I think this is telling us that William was not local but he was non-catholic.
This is consistent with a man who could have been born in Sunderland where the ship was built
who practised his faith in a Presbyterian community (Wearmouth was such a place). That is the place where my own Sanderson DNA resided in the 1790s.

DC

5
CLIP says of the Free Briton:

"Casualty: sunk, 20/10/1862"

Other remarks give her displacement as 271-291 tons. 

-DC

6
Regarding missing baptisms:

The Sandersons in my family history are all notoriously absent from baptism records on reason of their religious affiliation. Not that I know much about this but they were of a nonconformist denomination which chose not to pass their records to the mainstream church indexes; either that or they were refused.

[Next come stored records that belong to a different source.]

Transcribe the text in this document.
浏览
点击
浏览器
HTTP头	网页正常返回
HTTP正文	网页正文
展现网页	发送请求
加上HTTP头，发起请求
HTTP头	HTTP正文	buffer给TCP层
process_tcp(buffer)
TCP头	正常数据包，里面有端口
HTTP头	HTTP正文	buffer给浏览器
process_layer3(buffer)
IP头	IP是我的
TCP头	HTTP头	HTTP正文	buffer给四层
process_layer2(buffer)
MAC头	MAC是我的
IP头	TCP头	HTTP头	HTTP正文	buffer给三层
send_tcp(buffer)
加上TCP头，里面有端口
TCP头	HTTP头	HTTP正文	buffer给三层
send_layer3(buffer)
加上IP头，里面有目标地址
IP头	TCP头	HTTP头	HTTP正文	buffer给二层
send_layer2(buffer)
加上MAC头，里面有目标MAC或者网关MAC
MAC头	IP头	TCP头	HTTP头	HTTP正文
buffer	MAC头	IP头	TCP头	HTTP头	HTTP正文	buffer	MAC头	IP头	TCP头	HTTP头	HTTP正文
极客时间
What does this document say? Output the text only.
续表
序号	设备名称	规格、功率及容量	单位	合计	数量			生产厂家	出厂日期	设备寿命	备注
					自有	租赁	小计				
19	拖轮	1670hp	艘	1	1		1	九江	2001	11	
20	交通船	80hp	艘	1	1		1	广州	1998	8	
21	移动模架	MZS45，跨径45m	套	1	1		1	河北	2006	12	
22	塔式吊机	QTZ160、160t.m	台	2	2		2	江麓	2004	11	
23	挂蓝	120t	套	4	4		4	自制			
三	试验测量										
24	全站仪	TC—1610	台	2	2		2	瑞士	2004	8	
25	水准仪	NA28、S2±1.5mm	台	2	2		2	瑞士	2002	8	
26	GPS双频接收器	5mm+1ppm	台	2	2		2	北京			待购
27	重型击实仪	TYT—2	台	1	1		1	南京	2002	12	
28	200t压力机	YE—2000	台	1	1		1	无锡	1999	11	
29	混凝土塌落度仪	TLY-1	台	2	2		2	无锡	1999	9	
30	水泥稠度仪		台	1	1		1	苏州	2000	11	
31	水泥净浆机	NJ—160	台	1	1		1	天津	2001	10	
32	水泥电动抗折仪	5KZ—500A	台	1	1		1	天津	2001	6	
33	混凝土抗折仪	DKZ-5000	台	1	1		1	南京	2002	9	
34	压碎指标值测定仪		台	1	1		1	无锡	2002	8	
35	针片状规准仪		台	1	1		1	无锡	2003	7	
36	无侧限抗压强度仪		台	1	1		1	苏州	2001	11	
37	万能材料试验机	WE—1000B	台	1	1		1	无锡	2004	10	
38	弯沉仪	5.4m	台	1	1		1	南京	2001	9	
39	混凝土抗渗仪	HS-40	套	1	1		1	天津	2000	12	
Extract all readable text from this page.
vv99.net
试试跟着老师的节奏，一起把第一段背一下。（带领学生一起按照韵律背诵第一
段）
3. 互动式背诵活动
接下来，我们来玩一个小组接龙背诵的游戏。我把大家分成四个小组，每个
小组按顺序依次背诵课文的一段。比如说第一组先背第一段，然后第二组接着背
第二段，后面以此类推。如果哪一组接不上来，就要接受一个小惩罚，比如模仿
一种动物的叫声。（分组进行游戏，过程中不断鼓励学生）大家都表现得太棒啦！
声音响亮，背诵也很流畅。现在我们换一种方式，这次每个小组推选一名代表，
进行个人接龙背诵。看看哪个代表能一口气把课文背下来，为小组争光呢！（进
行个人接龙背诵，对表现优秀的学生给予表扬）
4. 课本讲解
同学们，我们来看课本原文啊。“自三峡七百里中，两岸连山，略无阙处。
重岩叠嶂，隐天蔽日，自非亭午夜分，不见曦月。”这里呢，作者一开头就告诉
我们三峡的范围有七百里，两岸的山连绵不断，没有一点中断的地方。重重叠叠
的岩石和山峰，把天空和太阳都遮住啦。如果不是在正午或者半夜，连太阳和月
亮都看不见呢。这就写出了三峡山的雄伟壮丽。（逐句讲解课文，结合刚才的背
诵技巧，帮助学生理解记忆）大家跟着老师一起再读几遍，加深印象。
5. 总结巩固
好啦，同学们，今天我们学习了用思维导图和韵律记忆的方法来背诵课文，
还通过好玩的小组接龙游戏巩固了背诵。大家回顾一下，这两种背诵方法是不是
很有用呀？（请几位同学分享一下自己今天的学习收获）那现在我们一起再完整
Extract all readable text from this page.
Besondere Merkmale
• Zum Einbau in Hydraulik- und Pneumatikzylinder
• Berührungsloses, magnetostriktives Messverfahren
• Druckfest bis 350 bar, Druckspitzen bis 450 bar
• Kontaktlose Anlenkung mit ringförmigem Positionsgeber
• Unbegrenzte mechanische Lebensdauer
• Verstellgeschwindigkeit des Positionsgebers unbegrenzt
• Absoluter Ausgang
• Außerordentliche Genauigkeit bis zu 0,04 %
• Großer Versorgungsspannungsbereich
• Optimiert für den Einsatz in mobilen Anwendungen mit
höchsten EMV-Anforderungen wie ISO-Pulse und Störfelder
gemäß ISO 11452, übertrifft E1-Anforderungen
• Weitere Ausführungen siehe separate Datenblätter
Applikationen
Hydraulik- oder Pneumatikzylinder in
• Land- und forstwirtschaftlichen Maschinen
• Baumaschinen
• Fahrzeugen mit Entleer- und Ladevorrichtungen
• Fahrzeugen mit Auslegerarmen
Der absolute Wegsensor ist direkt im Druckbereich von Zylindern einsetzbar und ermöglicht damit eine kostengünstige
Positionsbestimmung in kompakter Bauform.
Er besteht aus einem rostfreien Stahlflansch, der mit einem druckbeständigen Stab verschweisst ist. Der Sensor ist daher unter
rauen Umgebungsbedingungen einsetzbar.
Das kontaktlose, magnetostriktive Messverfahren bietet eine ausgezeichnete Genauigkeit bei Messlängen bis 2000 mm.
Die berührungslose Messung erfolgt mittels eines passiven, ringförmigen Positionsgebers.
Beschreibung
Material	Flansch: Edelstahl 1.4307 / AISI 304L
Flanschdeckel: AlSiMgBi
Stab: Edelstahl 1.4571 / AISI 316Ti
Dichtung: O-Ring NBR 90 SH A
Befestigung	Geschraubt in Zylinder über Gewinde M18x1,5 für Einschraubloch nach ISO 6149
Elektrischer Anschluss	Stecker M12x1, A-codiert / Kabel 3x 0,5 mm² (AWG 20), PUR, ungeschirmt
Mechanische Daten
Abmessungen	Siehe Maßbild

I see that the ship was registered at Sunderland. This is where my Sandersons were born so if this is where the maritime Sandersons lived, they were also likely a part of this group.


7
In Ancestry:

All Canada, Seafarers of the Atlantic Provinces, 1789-1935

William Sanderson born South Shields 1865, served on the vessel Free Briton which arrived somewhere in 1889.

Unfortunately, I can't read the arrival place.

Strange coincidence that this is the same ship a generation or two later.
Could it be that this was a family business?

-DC


8
Thanks Alan,

The 1846 references: do they give any further detail?

There was one, possibly two William Sandersons born c.1825 who worked as a mariner from Newcastle area. I have seen a certificate for him, something like a graduation cert that qualified him for command of a ship though it has been a long time since I saw that document and don't remember it well.

If born in 1795 he would have been 17 in 1812 when the Free Briton appeared in Quebec. Hardly old enough to have been its master. I wonder, how long does it take to rise through the ranks and be given command of a ship? Age 30? 35? Just guessing. But that would take us to 1825-1830. If the ship made regular passage between South Shields and Quebec (again, a guess) then Capt Sanderson could as easily have made his home in Quebec as in South Shields. The mention of the ship on his gravestone implies that he was still serving in his capacity as captain at the time of his death, in which case we'd be looking at a journey in 1842. A man of 47 could easily have a son in his twenties, perhaps a seaman in his own right, a fellow born c.1820. Just putting that out there as a possibility.

-DC


9
Hi people,

Findagrave has a picture of a headstone named for Captain William Sanderson, of the ship Free Briton, who died in 1842 at the age of 47. The stone says he was "of South Shields". The burial place is along the St Lawrence somewhere near Quebec City. I have not been able to find any other reference to him anywhere.

Anyone able to pair him to data in South Shields or Newcastle?

I have asked about Sandersons before, several years back, but not this particular fellow.